Extension of free-range label during housing orders

It is part of the changes to the EU Egg Marketing Standards Regulations announced by the European Commission last year, which means that when housing orders are in place – for example in an avian influenza outbreak – eggs from free-range systems are able to be marketed as free-range for a maximum period of 16 weeks.

Prior to these changes, the standards only allowed eggs to be marketed as free-range for up to 12 weeks before having to be marketed and labelled as barn eggs.

Farmers can now market eggs as free-range for up to 16 weeks of a housing order - provided they meet new requirements. Photo: Richard Austin/REX/Shutterstock
Farmers can now market eggs as free-range for up to 16 weeks of a housing order - provided they meet new requirements. Photo: Richard Austin/REX/Shutterstock

The Government’s Animal and Plant Health Agency (APHA) said in a letter to the industry that the 16 week period will apply from the point at which a flock is placed into the free-range house.

This was despite calls by the industry during consultations for the period to apply from the first egg laid in the flock once it had been housed – which can be up to 3-to-4 weeks after the pullets have been transferred to the laying farm.

Record date of housing flock on transport docs

It also means that from 1 June producers/packers have been asked to voluntarily include the date of placing of the flock in that house on all of their transport documents. Defra will consider the need to amend legislation in the future depending on compliance with the voluntary approach.

Mark Jackson, APHA operations technical lead for eggs and poultry meat marketing, said in the letter: “The changes provide that, where hens’ access to open air runs is restricted, as a result of measures adopted to protect public or animal health, eggs may be marketed as free-range as long as their access has not been restricted for more than 16 weeks. The 16-week derogations applied on an in individual flock by flock basis.

“During a period of mandatory requirements to house birds, producers are asked to include the date of flock placement on any transport documentation used in this period (producers can start to do this now if they wish).”

Packers are being asked to ensure that if birds are housed for more than 16 weeks under the Order they should use stickers to cover reference to free-range eggs. APHA suggests the wording “Barn eggs: Laid by hens temporary housed in barns for their well-being.”

Robert Gooch, British Free Range Egg Producers Association (BFREPA) said his members were pleased with the outcome and the decision to move to a flock basis, which would ease problems for farmers with flocks of different ages on the same holding.

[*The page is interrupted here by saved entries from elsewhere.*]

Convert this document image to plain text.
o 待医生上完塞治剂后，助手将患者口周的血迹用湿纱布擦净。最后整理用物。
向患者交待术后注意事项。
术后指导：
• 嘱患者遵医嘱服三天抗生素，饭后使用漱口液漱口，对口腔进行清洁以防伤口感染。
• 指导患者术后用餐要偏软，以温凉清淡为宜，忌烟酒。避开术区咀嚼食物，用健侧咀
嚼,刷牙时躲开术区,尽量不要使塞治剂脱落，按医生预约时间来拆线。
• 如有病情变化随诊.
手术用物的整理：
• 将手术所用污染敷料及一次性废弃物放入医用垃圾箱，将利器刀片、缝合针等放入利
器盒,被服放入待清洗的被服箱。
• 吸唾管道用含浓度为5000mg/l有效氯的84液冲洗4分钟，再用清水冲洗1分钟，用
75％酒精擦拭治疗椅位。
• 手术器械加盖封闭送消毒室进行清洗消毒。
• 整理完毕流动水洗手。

BFREPA lobbied for 20 weeks

While BFREPA lobbied for a move to 20 weeks, the Commission wanted to include the use of verandas, which Mr Gooch said did not have the support of a number of EU countries.

“We are very happy with the 16-week compromise,” he said,

Aimee Mahoney, NFU poultry adviser, said there had been detailed consultation with APHA over a number of months. She said the union had put forward a 20-week period or first day of lay and had been slightly disappointed with the 16-week decision but pleased the Government had moved to a flock by flock basis.

Ms Mahoney added that the issue over stamping of eggs, which had posed concerns from members about additional costs, had been allayed.

“The new arrangement represents a much more preferable option than those originally put forward by the APHA, who have also listened to our concerns about not rushing into the changes.”